I then continued investigating the problem by peppering the code with statements like: logger.warning("pcktcount: "+str(pcktcount)). I would have preferred to use the python debugger but, for some reason, this does not work when the application is started from the CCS console.

During debugging, I made a mistake in one of my logger statements and the program crashed in the middle of the loop just before line 6266 in ccs_function_lib.py.

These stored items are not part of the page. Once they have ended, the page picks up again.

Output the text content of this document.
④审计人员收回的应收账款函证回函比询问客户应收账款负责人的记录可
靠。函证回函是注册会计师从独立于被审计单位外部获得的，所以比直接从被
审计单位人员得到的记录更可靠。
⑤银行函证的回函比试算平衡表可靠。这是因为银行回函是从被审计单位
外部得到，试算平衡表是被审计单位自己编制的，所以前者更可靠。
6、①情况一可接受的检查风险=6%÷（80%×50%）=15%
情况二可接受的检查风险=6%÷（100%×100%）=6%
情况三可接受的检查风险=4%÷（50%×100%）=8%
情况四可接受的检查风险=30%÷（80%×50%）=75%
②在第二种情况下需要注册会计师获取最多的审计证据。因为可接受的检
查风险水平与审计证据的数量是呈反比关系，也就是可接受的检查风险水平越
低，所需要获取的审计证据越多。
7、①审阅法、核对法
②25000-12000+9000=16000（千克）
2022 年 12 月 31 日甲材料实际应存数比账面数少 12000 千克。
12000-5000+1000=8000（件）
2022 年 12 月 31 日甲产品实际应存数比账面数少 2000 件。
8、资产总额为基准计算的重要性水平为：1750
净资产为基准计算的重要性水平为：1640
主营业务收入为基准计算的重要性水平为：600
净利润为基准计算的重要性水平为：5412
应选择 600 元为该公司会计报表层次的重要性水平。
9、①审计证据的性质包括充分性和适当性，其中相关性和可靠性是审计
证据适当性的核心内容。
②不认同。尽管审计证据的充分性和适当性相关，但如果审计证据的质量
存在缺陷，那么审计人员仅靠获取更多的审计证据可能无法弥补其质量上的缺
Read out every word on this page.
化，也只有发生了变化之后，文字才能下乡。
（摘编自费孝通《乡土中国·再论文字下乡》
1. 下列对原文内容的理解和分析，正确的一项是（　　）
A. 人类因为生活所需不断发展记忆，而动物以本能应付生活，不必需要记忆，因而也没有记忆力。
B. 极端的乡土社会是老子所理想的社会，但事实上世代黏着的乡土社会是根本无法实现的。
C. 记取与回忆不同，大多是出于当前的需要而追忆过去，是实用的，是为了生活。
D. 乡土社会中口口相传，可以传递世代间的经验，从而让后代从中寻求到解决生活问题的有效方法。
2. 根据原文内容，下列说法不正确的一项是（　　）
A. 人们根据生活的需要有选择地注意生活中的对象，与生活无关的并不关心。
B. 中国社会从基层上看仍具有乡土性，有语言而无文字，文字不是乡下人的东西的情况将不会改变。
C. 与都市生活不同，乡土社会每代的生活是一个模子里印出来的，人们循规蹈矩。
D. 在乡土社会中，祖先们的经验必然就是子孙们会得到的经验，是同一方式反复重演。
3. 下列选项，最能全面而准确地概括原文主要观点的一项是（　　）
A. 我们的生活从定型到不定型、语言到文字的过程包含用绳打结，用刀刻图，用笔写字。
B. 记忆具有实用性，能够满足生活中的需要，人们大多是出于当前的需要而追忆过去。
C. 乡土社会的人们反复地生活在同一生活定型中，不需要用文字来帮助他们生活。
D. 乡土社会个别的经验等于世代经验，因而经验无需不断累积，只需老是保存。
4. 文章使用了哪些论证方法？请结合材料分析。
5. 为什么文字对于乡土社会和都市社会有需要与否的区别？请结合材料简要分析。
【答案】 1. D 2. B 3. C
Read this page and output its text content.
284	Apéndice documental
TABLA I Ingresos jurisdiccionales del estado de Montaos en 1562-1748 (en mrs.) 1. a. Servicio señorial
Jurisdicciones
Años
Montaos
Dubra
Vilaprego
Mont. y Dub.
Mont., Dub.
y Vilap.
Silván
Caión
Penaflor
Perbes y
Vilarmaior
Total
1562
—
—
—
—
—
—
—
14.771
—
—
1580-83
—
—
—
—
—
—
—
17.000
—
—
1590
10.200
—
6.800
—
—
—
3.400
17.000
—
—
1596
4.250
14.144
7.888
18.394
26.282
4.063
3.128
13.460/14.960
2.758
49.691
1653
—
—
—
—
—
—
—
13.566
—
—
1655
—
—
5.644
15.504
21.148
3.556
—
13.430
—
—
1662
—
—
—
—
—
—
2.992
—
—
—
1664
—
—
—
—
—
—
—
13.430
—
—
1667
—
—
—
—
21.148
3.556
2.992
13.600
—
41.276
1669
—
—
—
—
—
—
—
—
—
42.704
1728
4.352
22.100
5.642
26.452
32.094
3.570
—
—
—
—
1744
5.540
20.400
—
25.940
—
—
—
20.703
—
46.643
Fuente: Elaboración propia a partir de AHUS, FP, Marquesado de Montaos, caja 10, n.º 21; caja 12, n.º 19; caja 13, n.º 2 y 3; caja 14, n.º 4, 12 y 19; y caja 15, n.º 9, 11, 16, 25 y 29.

To my astonishment, afterwards, everything worked fine: I was able to import all tmpools normally ...

I cannot quite account for this behaviour but I suspect that the following happened:

My belief that the origin of the problem lies in the database is also supported by the following finding: earlier in the day, I had run exactly the same CCS code on a different machine (i.e. with a different database) using exactly the same CCS code, the same MIB Tables and the same tmpool and the problem reported above did not appear.

I know that all the above sounds somewhat far-fetched but I cannot think of any other explanation ... As far as I am concerned, the ticket can be closed but I leave it assigned to Marko so that he may read what I wrote above -- just in case he has some ideas as to what could be done to prevent this happening again in the future. Otherwise, all that is left to do is to thank Marko for his support.

mmecina commented 4 months ago

Just two more remarks:

pasetti commented 4 months ago

for debugging, most modules can also be run by executing the respective Python files directly, poolview_sql.py for the Poolviewer in the Ccs subfolder, for example; then the debugger should also work properly

Thanks. This is very useful information!

concerning database corruption it might be expedient to enclose SQL insertion code in try/except statements to, e.g., rollback transactions in case of failure. I will have a look where this would make sense.

This might be a good idea, indeed. But I need to mention one point: the anomaly I encountered and described in previous posts did not give rise to any SQL exception!

By the way, our CoCa supplier has just reported that he ran into the same problem I reported in previous posts: after making an update to the configuration file, he finds that he can no longer import tmpools. I cannot say whether this is the same problem I had but the symptoms look similar ...

pasetti commented 2 months ago

I have added the debugging tips provided in this ticket to the CoCa's ReadMe file. I therefore close the ticket.